A fresh voice has joined the debate on how Kenya should organise its planned National Infrastructure Fund. In a column published on Tuesday, Dr Benard Chitunga argues the NIF must operate as a corporate body rather than a direct arm of government.
The international civil servant and Chancellor of the Co-operative University of Kenya says governments everywhere have chosen this route for sovereign funds that focus on infrastructure. The main prize is freedom to work without layers of bureaucracy or sudden shifts in political direction.
Corporate status lets managers recruit skilled professionals who understand markets. It also opens the door to strategies that balance national needs with real financial discipline. Direct government control, Chitunga notes, often brings short-term pressures that can stall big projects.
The model further allows the fund to spread money across different assets, even outside Kenya, while still answering to the state as owner. For infrastructure, this means steady capital for energy, transport and technology schemes that take years to pay off.

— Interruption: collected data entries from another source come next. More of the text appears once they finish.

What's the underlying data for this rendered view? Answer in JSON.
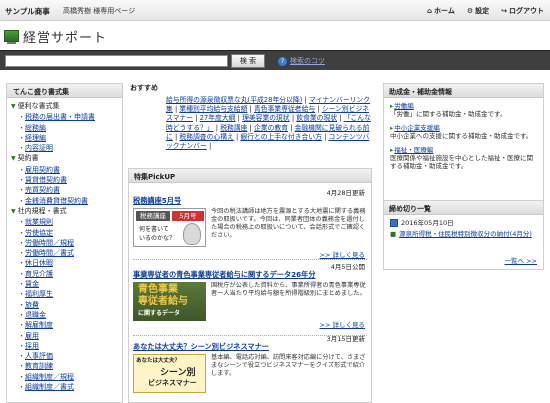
{
  "topbar": {
    "brand": "サンプル商事",
    "sub": "高橋秀樹 様専用ページ",
    "nav": [
      {
        "icon": "home-icon",
        "label": "ホーム"
      },
      {
        "icon": "gear-icon",
        "label": "設定"
      },
      {
        "icon": "logout-icon",
        "label": "ログアウト"
      }
    ]
  },
  "logo": {
    "text": "経営サポート"
  },
  "search": {
    "value": "",
    "button": "検 索",
    "help": "検索のコツ"
  },
  "left": {
    "title": "てんこ盛り書式集",
    "items": [
      {
        "t": "cat",
        "label": "便利な書式集"
      },
      {
        "t": "sub",
        "label": "税務の届出書・申請書"
      },
      {
        "t": "sub",
        "label": "総務編"
      },
      {
        "t": "sub",
        "label": "経理編"
      },
      {
        "t": "sub",
        "label": "内容証明"
      },
      {
        "t": "cat",
        "label": "契約書"
      },
      {
        "t": "sub",
        "label": "雇用契約書"
      },
      {
        "t": "sub",
        "label": "賃貸借契約書"
      },
      {
        "t": "sub",
        "label": "売買契約書"
      },
      {
        "t": "sub",
        "label": "金銭消費貸借契約書"
      },
      {
        "t": "cat",
        "label": "社内規程・書式"
      },
      {
        "t": "sub",
        "label": "就業規則"
      },
      {
        "t": "sub",
        "label": "労使協定"
      },
      {
        "t": "sub",
        "label": "労働時間／規程"
      },
      {
        "t": "sub",
        "label": "労働時間／書式"
      },
      {
        "t": "sub",
        "label": "休日休暇"
      },
      {
        "t": "sub",
        "label": "育児介護"
      },
      {
        "t": "sub",
        "label": "賃金"
      },
      {
        "t": "sub",
        "label": "福利厚生"
      },
      {
        "t": "sub",
        "label": "旅費"
      },
      {
        "t": "sub",
        "label": "退職金"
      },
      {
        "t": "sub",
        "label": "解雇制度"
      },
      {
        "t": "sub",
        "label": "雇用"
      },
      {
        "t": "sub",
        "label": "採用"
      },
      {
        "t": "sub",
        "label": "人事評価"
      },
      {
        "t": "sub",
        "label": "教育訓練"
      },
      {
        "t": "sub",
        "label": "組織制度／規程"
      },
      {
        "t": "sub",
        "label": "組織制度／書式"
      }
    ]
  },
  "osusume": {
    "title": "おすすめ",
    "links": [
      "給与所得の源泉徴収票な丸(平成28年分以降)",
      "マイナンバーリンク集",
      "業種別平均給与支給額",
      "青色事業専従者給与",
      "シーン別ビジネスマナー",
      "27年度大綱",
      "理美容業の現状",
      "飲食業の現状",
      "「こんな時どうする？」",
      "税務講座",
      "企業の教育",
      "金融機関に見破られる前に",
      "税務調査の心構え",
      "銀行との上手な付き合い方",
      "コンテンツバックナンバー"
    ]
  },
  "pickup": {
    "title": "特集PickUP",
    "articles": [
      {
        "date": "4月28日更新",
        "title": "税務講座5月号",
        "img_lines": [
          "税務講座",
          "5月号",
          "何を書いて",
          "いるのかな？"
        ],
        "text": "今回の税法講師は地方を震源とする大地震に関する義務金の取扱いです。今回は、同業者団体の義務金を遺付した場合の税務上の取扱いについて、会話形式でご確認ください。",
        "more": "詳しく見る"
      },
      {
        "date": "4月5日公開",
        "title": "事業専従者の青色事業専従者給与に関するデータ26年分",
        "img_lines": [
          "青色事業",
          "専従者給与",
          "に関するデータ"
        ],
        "text": "国税庁が公表した資料から、事業所得者の青色事業専従者一人当たり平均給与額を所得階級別にまとめました。",
        "more": "詳しく見る"
      },
      {
        "date": "3月15日更新",
        "title": "あなたは大丈夫？シーン別ビジネスマナー",
        "img_lines": [
          "あなたは大丈夫？",
          "シーン別",
          "ビジネスマナー"
        ],
        "text": "基本編、電話応対編、訪問来客対応編に分けて、さまざまなシーンで役立つビジネスマナーをクイズ形式で紹介します。",
        "more": "詳しく見る"
      }
    ]
  },
  "grants": {
    "title": "助成金・補助金情報",
    "items": [
      {
        "label": "労働編",
        "desc": "「労働」に関する補助金・助成金です。"
      },
      {
        "label": "中小企業支援編",
        "desc": "中小企業への支援に関する補助金・助成金です。"
      },
      {
        "label": "福祉・医療編",
        "desc": "医療関係や福祉施設を中心とした福祉・医療に関する補助金・助成金です。"
      }
    ]
  },
  "deadline": {
    "title": "締め切り一覧",
    "items": [
      {
        "date": "2016年05月10日",
        "text": "源泉所得税・住民税特別徴収分の納付(4月分)"
      }
    ],
    "more": "一覧へ >>"
  },
  "colors": {
    "brand_green": "#2a6d22",
    "link": "#0b3b9e",
    "searchbar": "#3f3f3f"
  }
}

Chitunga points to three well-known funds that follow the corporate path. Singapore’s Temasek Holdings runs as a private limited company fully owned by the government. Its portfolio runs into hundreds of billions of dollars and includes major infrastructure holdings. Over decades the fund has posted annual returns of six to seven per cent.
Saudi Arabia’s Public Investment Fund operates in a similar corporate style. It channels money into domestic and overseas infrastructure as part of the kingdom’s Vision 2030 programme. Recent efforts have targeted renewable energy, logistics and green hydrogen plants. The structure has drawn billions in private co-investment and helped reduce reliance on oil.
In India the National Investment and Infrastructure Fund was created as a private company with the government holding a minority stake. It teams up with partners to build roads, power facilities and digital networks. Independent governance has pulled in foreign capital and linked public needs with institutional money.
Chitunga believes the same approach can succeed in Kenya. A corporate NIF would commit to projects that deliver steady, inflation-resistant returns while pushing national development. Global sovereign funds now manage more than eleven trillion dollars in assets and often outperform traditional investments.
Still, success hinges on three non-negotiable conditions. The board and management must be chosen on merit alone. Corruption must face zero tolerance. And every decision must stay faithful to the fund’s original purpose.
Without these safeguards even the best structure will fail. With them, Chitunga says, Kenya can turn the NIF into a reliable engine for the kind of patient capital that infrastructure demands.
The column arrives as officials finalise details of the fund. Discussions about its legal form have already sparked questions on transparency and accountability. Chitunga’s contribution frames the corporate route not as secrecy but as proven practice.
Many countries have used the model to fund long-gestation projects that ministries struggle to handle. Roads, ports, power stations and technology hubs all benefit when money flows without annual budget battles.
For Kenya the stakes sit high. The economy needs modern infrastructure to keep growing. A well-run corporate fund could channel resources efficiently and still serve public goals.
Chitunga ends on a clear note. The corporate form itself is not the risk. Poor governance is. Get the people and the rules right, he writes, and the National Infrastructure Fund can deliver both returns and real progress.
The opinion piece appears in Business Daily Africa.